Patching up the social safety net

Alan Auerbach quoted in The New York Times, March 17, 2015

The great irony, Professor Auerbach notes, is that “inequality is increasing yet our ability to do anything about it is weakening.” The main job for any Democratic president might not be to bolster the nation’s social insurance apparatus but simply to hold the line.

For tech titans, sharing has its limits

Christopher Hoofnagle quoted in The New York Times, March 14, 2015

Christopher Hoofnagle … said that while it was noteworthy that data merchants were seeking greater personal privacy themselves, they also may well be on the right track. A nondisclosure agreement, which keeps intimate information from ever getting online where it can spread, “is the sensible thing to do.”

Rally and march planned to protest effort to pass new anti-homeless laws in Berkeley

Osha Neumann and Jeffrey Selbin quoted in The Berkeley Daily Planet, March 12, 2015

Osha Neumann: “Taken together with existing laws, these ordinances would essentially make it illegal for people who are homeless to have a presence on our streets and sidewalks.”

Jeffrey Selbin: “The evidence from around the state and country is quite clear: criminalizing people who are homeless doesn’t solve any of the underlying causes or conditions of homelessness; in fact, it only makes them worse. It would be inhumane, ineffective and expensive for Berkeley to double down on punitive laws that will only hurt our most vulnerable residents.”

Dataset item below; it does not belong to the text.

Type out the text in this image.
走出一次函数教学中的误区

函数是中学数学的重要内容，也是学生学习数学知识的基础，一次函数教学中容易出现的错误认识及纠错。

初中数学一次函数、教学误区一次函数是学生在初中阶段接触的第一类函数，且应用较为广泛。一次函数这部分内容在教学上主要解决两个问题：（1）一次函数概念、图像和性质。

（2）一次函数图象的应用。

That ‘good news, bad news’ behind stock buybacks

Steven Davidoff Solomon quoted in Marketplace, March 9, 2015

Large piles of cash tend to invite some investors to complain — loudly.  … “One of the ways the company responds to this,” says Steven Davidoff Solomon … “is to say, ‘Look, we’re trying to help our shareholders, we’ll give them back some cash.'”

Letting dentists feel the bite of competition

Aaron Edlin and Rebecca Haw Allensworth write for The Wall Street Journal, March 8, 2015

Though it is uncertain how states will react, one thing is clear. The Supreme Court is intolerant of cartel activity, whatever its form, and it has taken an important step toward restoring competition in these licensed professions.